Enfim, o problema é nosso, continuaremos a pensar e acreditar que estes gajos têm alguma coisa de humano, que as nossas dores e lágrimas podem ainda suscitar compaixão e sentimentos humanos. Diógenes e Nietzsche continuam nos mercados –hoje financeiros –  em vão à procura do homem. Mas como podem –  caro Nietzsche –  super homens e com impulsos de vontade potência ter sentimentos humanos?

O juramento pós COVID-19 será como o que foi depois da segunda guerra mundial: «nunca mais isso». Mas só na Europa. E entre nós? O ‘corona vírus’ das guerras da Argélia, do Vietnam, dos massacres de Madascagar e de Cabo Delgado hoje, não farão parte do compromisso pós corona.
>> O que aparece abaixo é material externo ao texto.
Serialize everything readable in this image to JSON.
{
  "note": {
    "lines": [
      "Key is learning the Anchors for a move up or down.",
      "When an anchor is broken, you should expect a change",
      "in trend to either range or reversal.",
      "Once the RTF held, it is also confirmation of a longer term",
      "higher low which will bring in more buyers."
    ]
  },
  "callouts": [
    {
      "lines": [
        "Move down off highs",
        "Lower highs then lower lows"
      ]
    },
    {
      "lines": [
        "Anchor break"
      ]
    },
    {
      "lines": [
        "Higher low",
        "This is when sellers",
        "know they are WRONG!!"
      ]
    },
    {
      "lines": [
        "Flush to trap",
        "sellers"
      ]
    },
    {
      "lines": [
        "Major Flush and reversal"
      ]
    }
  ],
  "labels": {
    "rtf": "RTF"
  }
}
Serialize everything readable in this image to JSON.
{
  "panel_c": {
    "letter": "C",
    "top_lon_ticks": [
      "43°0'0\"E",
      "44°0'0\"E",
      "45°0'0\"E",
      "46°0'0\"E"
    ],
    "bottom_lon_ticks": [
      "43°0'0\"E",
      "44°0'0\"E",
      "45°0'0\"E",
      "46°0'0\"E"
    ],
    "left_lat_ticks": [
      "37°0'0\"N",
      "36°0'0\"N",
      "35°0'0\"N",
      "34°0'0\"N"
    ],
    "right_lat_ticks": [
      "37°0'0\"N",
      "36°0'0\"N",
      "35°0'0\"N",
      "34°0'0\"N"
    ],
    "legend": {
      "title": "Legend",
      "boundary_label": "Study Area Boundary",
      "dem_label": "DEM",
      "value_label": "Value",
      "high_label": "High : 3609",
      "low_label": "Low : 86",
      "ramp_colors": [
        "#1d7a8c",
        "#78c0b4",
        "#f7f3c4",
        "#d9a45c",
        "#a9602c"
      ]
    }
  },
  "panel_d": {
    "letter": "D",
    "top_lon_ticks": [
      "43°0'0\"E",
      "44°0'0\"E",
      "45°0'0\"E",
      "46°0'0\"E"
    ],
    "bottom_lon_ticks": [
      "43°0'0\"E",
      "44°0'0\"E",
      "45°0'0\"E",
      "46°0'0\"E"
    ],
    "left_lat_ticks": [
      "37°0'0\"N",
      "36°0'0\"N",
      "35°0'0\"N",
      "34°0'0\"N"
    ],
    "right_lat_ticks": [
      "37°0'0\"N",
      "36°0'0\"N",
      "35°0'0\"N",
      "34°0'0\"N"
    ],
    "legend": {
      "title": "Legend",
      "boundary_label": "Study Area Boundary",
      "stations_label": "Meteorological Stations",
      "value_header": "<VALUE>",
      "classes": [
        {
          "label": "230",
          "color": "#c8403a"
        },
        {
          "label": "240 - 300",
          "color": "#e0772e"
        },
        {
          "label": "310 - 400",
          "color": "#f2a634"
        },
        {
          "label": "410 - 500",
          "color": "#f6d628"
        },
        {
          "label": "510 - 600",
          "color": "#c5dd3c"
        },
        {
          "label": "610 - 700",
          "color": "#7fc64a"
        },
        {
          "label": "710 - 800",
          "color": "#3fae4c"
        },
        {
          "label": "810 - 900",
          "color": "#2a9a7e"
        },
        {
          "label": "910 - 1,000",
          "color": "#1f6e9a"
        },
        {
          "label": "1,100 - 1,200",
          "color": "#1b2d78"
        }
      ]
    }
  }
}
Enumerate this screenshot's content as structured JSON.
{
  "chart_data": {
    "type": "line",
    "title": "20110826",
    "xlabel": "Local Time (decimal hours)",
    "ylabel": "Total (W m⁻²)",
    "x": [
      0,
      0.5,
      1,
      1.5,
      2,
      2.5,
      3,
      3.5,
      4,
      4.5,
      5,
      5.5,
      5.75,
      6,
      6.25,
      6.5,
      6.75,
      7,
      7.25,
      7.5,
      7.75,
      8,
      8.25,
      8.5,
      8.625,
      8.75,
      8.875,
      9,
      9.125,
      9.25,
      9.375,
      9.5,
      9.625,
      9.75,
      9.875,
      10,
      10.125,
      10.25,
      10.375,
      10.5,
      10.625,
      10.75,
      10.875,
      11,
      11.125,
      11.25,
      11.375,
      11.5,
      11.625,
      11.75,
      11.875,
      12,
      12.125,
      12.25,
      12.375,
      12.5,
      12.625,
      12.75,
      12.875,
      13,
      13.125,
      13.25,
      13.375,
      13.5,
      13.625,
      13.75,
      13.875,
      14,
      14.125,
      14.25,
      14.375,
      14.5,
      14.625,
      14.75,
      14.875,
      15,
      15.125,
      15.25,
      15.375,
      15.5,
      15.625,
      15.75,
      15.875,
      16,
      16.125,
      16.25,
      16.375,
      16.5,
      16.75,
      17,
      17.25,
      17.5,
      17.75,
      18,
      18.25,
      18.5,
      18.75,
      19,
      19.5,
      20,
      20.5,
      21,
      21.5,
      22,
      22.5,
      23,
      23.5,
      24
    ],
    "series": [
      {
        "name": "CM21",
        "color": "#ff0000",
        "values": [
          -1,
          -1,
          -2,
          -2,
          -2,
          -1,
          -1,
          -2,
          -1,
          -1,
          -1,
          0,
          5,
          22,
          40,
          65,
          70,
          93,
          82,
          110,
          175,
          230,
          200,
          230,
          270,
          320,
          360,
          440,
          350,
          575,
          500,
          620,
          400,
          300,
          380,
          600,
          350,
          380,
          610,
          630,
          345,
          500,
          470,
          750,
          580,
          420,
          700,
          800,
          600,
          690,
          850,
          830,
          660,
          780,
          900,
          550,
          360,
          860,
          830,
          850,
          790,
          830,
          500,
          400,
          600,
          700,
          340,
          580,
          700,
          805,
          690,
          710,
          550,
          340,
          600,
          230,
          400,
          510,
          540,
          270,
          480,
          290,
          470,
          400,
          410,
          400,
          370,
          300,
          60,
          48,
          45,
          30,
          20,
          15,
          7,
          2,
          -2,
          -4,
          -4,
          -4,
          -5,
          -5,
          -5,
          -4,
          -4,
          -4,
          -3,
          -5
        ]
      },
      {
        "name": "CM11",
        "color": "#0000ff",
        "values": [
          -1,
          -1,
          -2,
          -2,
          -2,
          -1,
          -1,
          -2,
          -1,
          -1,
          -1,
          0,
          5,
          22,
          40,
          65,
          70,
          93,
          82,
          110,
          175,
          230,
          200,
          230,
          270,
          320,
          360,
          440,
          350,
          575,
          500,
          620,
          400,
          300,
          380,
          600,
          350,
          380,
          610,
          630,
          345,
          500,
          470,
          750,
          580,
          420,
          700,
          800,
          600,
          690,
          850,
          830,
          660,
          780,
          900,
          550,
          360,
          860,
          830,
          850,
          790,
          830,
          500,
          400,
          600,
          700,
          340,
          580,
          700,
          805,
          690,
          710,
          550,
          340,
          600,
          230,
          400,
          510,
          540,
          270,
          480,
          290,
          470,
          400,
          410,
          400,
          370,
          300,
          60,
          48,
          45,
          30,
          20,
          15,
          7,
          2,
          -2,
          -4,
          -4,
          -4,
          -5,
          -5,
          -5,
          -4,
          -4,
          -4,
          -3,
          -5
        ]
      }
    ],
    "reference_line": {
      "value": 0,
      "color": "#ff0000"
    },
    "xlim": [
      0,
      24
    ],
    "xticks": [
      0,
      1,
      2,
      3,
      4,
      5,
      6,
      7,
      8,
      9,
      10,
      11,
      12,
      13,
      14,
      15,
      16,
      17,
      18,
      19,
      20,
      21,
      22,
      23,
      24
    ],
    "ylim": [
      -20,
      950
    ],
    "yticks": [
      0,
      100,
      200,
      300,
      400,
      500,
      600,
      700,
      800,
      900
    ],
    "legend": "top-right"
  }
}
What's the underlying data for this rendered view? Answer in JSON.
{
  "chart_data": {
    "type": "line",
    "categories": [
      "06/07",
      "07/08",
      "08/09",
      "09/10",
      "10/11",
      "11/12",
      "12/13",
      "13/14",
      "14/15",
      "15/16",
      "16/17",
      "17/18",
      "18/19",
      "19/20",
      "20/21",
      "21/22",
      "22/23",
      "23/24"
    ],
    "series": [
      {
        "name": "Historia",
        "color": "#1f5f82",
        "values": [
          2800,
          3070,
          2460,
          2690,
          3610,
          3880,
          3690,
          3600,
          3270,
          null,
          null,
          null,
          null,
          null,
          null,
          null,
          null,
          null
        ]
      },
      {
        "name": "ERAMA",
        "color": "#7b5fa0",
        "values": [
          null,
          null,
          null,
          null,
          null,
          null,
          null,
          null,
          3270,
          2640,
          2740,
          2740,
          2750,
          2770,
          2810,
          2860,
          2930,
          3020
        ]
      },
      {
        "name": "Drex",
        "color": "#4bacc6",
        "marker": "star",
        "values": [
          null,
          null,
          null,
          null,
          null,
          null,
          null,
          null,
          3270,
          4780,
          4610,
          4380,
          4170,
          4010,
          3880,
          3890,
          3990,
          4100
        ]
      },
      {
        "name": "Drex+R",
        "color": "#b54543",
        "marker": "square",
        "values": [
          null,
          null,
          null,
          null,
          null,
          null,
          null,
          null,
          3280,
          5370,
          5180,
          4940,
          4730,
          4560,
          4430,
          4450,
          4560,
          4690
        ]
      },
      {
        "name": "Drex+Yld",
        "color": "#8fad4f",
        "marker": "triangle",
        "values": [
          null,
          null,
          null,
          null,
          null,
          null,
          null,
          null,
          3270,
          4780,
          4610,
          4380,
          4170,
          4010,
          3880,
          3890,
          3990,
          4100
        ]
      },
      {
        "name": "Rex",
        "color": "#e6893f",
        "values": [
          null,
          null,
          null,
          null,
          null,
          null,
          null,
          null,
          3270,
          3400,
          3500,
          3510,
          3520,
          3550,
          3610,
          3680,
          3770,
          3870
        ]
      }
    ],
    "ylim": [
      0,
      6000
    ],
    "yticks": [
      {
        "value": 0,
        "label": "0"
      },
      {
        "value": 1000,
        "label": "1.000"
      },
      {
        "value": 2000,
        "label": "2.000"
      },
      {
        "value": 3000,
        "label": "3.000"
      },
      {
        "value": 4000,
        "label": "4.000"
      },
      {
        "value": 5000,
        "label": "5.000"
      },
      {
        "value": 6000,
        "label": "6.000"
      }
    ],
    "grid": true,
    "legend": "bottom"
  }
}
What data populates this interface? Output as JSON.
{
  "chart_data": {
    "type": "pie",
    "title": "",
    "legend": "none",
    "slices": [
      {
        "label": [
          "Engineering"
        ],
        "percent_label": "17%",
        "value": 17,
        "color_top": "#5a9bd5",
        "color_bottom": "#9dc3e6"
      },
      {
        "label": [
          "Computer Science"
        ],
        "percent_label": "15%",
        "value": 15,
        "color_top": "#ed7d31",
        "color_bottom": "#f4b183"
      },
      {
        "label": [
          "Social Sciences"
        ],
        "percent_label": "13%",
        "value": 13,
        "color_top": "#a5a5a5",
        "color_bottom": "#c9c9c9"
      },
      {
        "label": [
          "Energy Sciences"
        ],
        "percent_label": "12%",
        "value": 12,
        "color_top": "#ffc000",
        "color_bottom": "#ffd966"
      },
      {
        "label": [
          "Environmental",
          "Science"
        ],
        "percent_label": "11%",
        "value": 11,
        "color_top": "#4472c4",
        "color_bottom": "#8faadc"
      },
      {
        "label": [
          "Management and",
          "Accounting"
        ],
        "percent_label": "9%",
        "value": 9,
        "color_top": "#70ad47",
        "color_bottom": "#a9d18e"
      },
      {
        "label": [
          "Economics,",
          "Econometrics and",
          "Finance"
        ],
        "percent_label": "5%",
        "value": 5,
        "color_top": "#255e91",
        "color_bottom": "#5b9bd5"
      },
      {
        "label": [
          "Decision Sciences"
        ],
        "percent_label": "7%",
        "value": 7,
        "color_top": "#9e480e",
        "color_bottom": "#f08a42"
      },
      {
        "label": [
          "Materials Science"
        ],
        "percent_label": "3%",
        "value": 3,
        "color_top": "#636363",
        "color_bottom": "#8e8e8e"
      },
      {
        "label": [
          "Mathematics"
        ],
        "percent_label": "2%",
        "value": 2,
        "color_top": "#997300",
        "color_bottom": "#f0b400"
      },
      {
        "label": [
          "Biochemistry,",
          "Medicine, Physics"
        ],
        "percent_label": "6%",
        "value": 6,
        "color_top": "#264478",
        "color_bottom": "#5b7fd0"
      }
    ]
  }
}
Continuaremos a construir estátuas para De Gaulles, mesmo se deixou os companheiros africanos na glória da libertação e a hossanar Churchills, não obstante o milhão de mortos “estratégicos” quando da separação da Índia e do Paquistão.

Temos que nos preparar para transitar dos aplausos aos negros médicos cubanos, em vivas a Le Pen, a Bolsanaro, a Trump e a Salvini.

A polícia de Mineápolis já deu o tom, asfixiando o negro e a negralha, o vírus  que impede a felicidade do mundo.

Os juros das dívidas e das guerras  continuarão a asfixiar as economias e as vidas domadas (danadas), no chão, sem respirar; para a ‘salvação’ da humanidade.